T. J. Duckett

No. 45, 36, 42
- Position: Running back

Personal information
- Born: February 17, 1981 (age 45) Kalamazoo, Michigan, U.S.
- Listed height: 6 ft 0 in (1.83 m)
- Listed weight: 261 lb (118 kg)

Career information
- High school: Loy Norrix High School (Kalamazoo)
- College: Michigan State
- NFL draft: 2002: 1st round, 18th overall pick

Career history
- Atlanta Falcons (2002–2005); Washington Redskins (2006); Detroit Lions (2007); Seattle Seahawks (2008);

Awards and highlights
- 2× Second-team All-Big Ten (2000, 2001);

Career NFL statistics
- Rushing attempts: 717
- Rushing yards: 2,814
- Rushing touchdowns: 44
- Receptions: 35
- Receiving yards: 303
- Stats at Pro Football Reference

= T. J. Duckett =

American football player (born 1981)

Todd Jeffery Duckett (born February 17, 1981) is an American former professional football player who was a running back in the National Football League (NFL).
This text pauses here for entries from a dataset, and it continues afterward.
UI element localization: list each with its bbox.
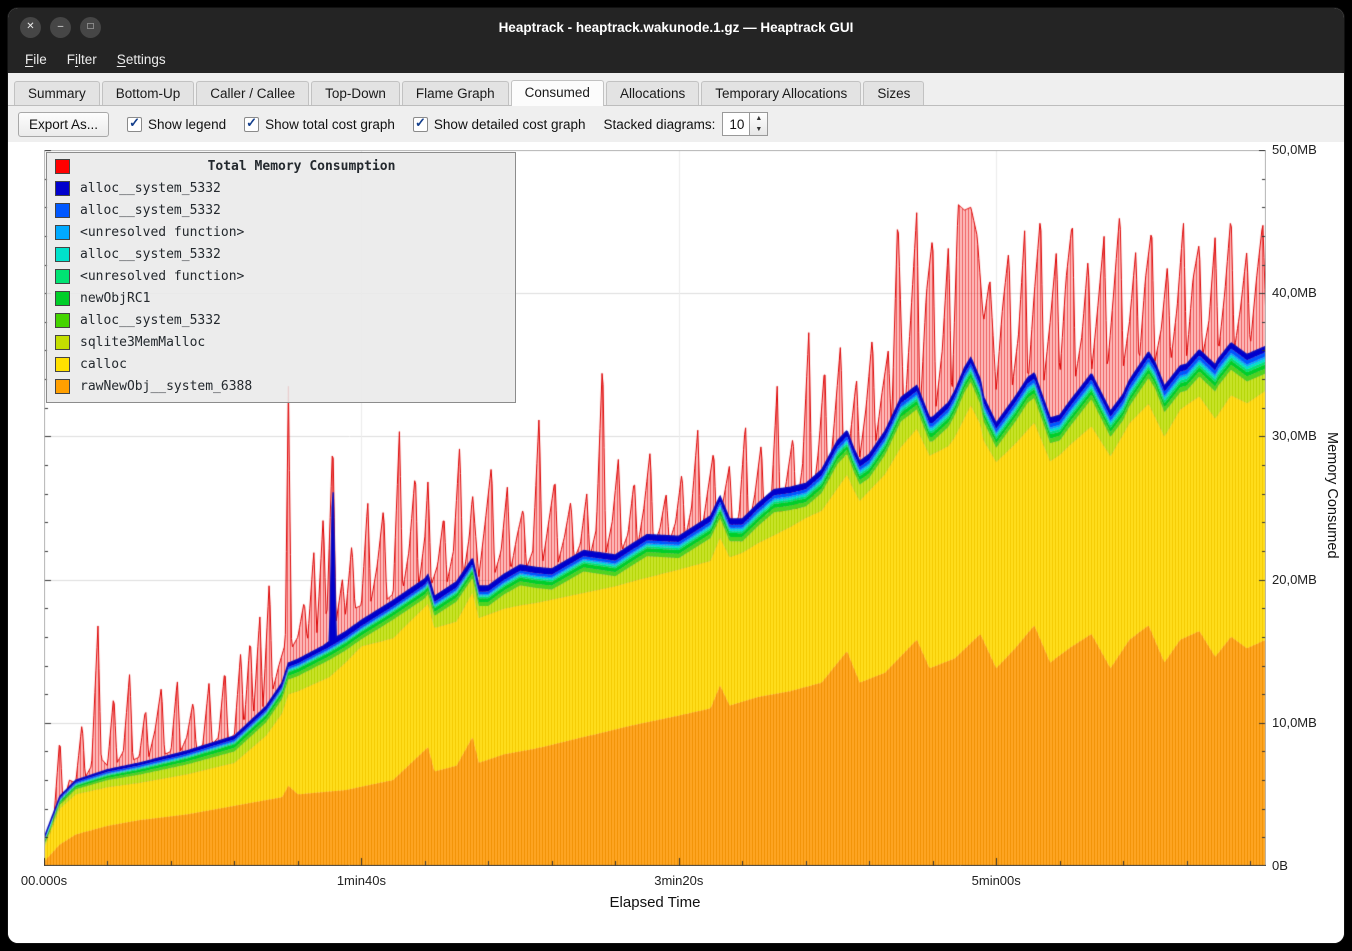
stacked-diagrams-value[interactable]: 10 [722,112,750,136]
legend-color-swatch [55,247,70,262]
legend-item: newObjRC1 [47,287,515,309]
y-axis-title: Memory Consumed [1324,432,1340,559]
legend-item: alloc__system_5332 [47,177,515,199]
legend-color-swatch [55,225,70,240]
checkbox-label: Show legend [148,117,226,132]
checkmark-icon [413,117,428,132]
legend-color-swatch [55,269,70,284]
legend-color-swatch [55,203,70,218]
tab-bottom-up[interactable]: Bottom-Up [102,81,195,105]
window-title: Heaptrack - heaptrack.wakunode.1.gz — He… [8,20,1344,35]
x-tick-label: 5min00s [972,873,1021,888]
x-axis-title: Elapsed Time [44,894,1266,911]
legend-title: Total Memory Consumption [47,155,531,177]
stacked-diagrams-label: Stacked diagrams: [604,117,716,132]
legend-label: alloc__system_5332 [80,313,221,328]
legend-label: sqlite3MemMalloc [80,335,205,350]
legend-label: alloc__system_5332 [80,181,221,196]
legend-item: <unresolved function> [47,265,515,287]
legend-color-swatch [55,313,70,328]
toolbar: Export As... Show legend Show total cost … [8,106,1344,142]
spinbox-steppers: ▲ ▼ [750,112,768,136]
legend-item: rawNewObj__system_6388 [47,375,515,397]
tab-temporary-allocations[interactable]: Temporary Allocations [701,81,861,105]
tab-caller-callee[interactable]: Caller / Callee [196,81,309,105]
menu-file[interactable]: File [16,49,56,70]
minimize-icon: – [58,22,64,32]
stacked-diagrams-spinbox[interactable]: 10 ▲ ▼ [722,112,768,136]
y-tick-label: 20,0MB [1272,572,1317,587]
legend-item: <unresolved function> [47,221,515,243]
legend-item: alloc__system_5332 [47,199,515,221]
legend-item: calloc [47,353,515,375]
tab-sizes[interactable]: Sizes [863,81,924,105]
tab-bar: SummaryBottom-UpCaller / CalleeTop-DownF… [8,73,1344,106]
legend-color-swatch [55,159,70,174]
menu-bar: FileFilterSettings [8,46,1344,73]
legend-label: <unresolved function> [80,225,244,240]
x-tick-label: 00.000s [21,873,67,888]
checkmark-icon [244,117,259,132]
legend-label: <unresolved function> [80,269,244,284]
y-tick-label: 0B [1272,858,1288,873]
window-controls: ✕ – □ [20,8,101,46]
checkbox-show-detailed-cost-graph[interactable]: Show detailed cost graph [413,117,586,132]
chart-area: Total Memory Consumption alloc__system_53… [8,142,1344,943]
legend-color-swatch [55,379,70,394]
menu-filter[interactable]: Filter [58,49,106,70]
checkbox-label: Show total cost graph [265,117,395,132]
maximize-button[interactable]: □ [80,17,101,38]
menu-settings[interactable]: Settings [108,49,175,70]
checkbox-group: Show legend Show total cost graph Show det… [127,117,586,132]
legend-label: alloc__system_5332 [80,203,221,218]
y-tick-label: 40,0MB [1272,285,1317,300]
minimize-button[interactable]: – [50,17,71,38]
legend-item: alloc__system_5332 [47,309,515,331]
legend-color-swatch [55,357,70,372]
export-as-button[interactable]: Export As... [18,112,109,137]
tab-top-down[interactable]: Top-Down [311,81,400,105]
x-tick-label: 1min40s [337,873,386,888]
checkbox-show-legend[interactable]: Show legend [127,117,226,132]
close-icon: ✕ [26,22,34,32]
y-tick-label: 30,0MB [1272,428,1317,443]
tab-allocations[interactable]: Allocations [606,81,699,105]
legend-item: alloc__system_5332 [47,243,515,265]
spinbox-down-icon[interactable]: ▼ [750,124,767,135]
tab-summary[interactable]: Summary [14,81,100,105]
y-tick-label: 10,0MB [1272,715,1317,730]
title-bar: ✕ – □ Heaptrack - heaptrack.wakunode.1.gz … [8,8,1344,46]
x-tick-label: 3min20s [654,873,703,888]
tab-flame-graph[interactable]: Flame Graph [402,81,509,105]
tab-consumed[interactable]: Consumed [511,80,604,106]
legend-label: calloc [80,357,127,372]
checkbox-show-total-cost-graph[interactable]: Show total cost graph [244,117,395,132]
checkmark-icon [127,117,142,132]
chart-legend: Total Memory Consumptionalloc__system_53… [46,152,516,403]
legend-color-swatch [55,181,70,196]
legend-label: Total Memory Consumption [80,159,523,174]
legend-item: sqlite3MemMalloc [47,331,515,353]
legend-label: rawNewObj__system_6388 [80,379,252,394]
legend-color-swatch [55,291,70,306]
legend-label: newObjRC1 [80,291,150,306]
spinbox-up-icon[interactable]: ▲ [750,113,767,124]
close-button[interactable]: ✕ [20,17,41,38]
y-tick-label: 50,0MB [1272,142,1317,157]
legend-color-swatch [55,335,70,350]
maximize-icon: □ [87,22,93,32]
app-window: ✕ – □ Heaptrack - heaptrack.wakunode.1.gz … [8,8,1344,943]
checkbox-label: Show detailed cost graph [434,117,586,132]
legend-label: alloc__system_5332 [80,247,221,262]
He played college football for the Michigan State Spartans. Duckett was selected by the Atlanta Falcons in the first round of the 2002 NFL draft with the 18th overall pick. He also played in the NFL for the Washington Redskins, Detroit Lions and Seattle Seahawks.

==Early life==
Duckett participated in track & field, where he was a three-time state Class-A shot put champion. He held the state record in the shot put, from 1999 until 2016, at 20.42 meters (67 ft). In sprints, he was a member of the 4 × 100 m relay (42.59s) team and recorded a personal-best time of 10.6 seconds in the 100-meter dash. He was also timed at 4.37 seconds in the 40-yard dash and bench pressed 515 pounds.

==Professional career==

===Seattle Seahawks===
On March 4, 2008, the Seattle Seahawks signed Duckett to a five-year contract worth $14 million. He served as a short-yardage back for the Seahawks. Duckett scored a touchdown on a one-yard run on September 14, 2008. Before the game, his number was changed from 45 to 42.

===NFL statistics===
Rushing Stats

| Year | Team | Games | Carries | Yards | Yards per carry | Longest carry | Touchdowns | First downs | Fumbles | Fumbles lost |
|---|---|---|---|---|---|---|---|---|---|---|
| 2002 | ATL | 12 | 130 | 507 | 3.9 | 33 | 4 | 28 | 0 | 0 |
| 2003 | ATL | 16 | 197 | 779 | 4.0 | 55 | 11 | 39 | 3 | 2 |
| 2004 | ATL | 13 | 104 | 509 | 4.9 | 35 | 8 | 30 | 2 | 2 |
| 2005 | ATL | 14 | 121 | 380 | 3.1 | 25 | 8 | 24 | 2 | 2 |
| 2006 | WSH | 10 | 38 | 132 | 3.5 | 19 | 2 | 9 | 1 | 0 |
| 2007 | DET | 12 | 65 | 335 | 5.2 | 53 | 3 | 16 | 1 | 0 |
| 2008 | SEA | 16 | 62 | 172 | 2.8 | 29 | 8 | 26 | 0 | 0 |
| Career |  | 93 | 717 | 2,814 | 3.9 | 55 | 44 | 172 | 9 | 6 |

Receiving Stats

| Year | Team | Games | Receptions | Yards | Yards per Reception | Longest Reception | Touchdowns | First Downs | Fumbles | Fumbles Lost |
|---|---|---|---|---|---|---|---|---|---|---|
| 2002 | ATL | 12 | 9 | 61 | 6.8 | 20 | 0 | 3 | 0 | 0 |
| 2003 | ATL | 16 | 11 | 94 | 8.5 | 21 | 0 | 2 | 0 | 0 |
| 2004 | ATL | 13 | 3 | 15 | 5.0 | 11 | 0 | 1 | 0 | 0 |
| 2005 | ATL | 14 | 6 | 63 | 10.5 | 19 | 0 | 3 | 0 | 0 |
| 2006 | WSH | 10 | 2 | 16 | 8.0 | 19 | 0 | 1 | 0 | 0 |
| 2007 | DET | 12 | 4 | 54 | 13.5 | 22 | 0 | 4 | 0 | 0 |
| Career |  | 77 | 35 | 303 | 8.7 | 22 | 0 | 14 | 0 | 0 |

==Personal life==
In 2012, he started a nonprofit printing company for t-shirts and other clothing items. In 2017, he started New World Flood, a non-profit organization that goes into schools and teaches kids how they can start a flood of community service and kind acts in their school, town, city, and world.

Duckett's cousin Mazi Smith plays defensive tackle in the NFL.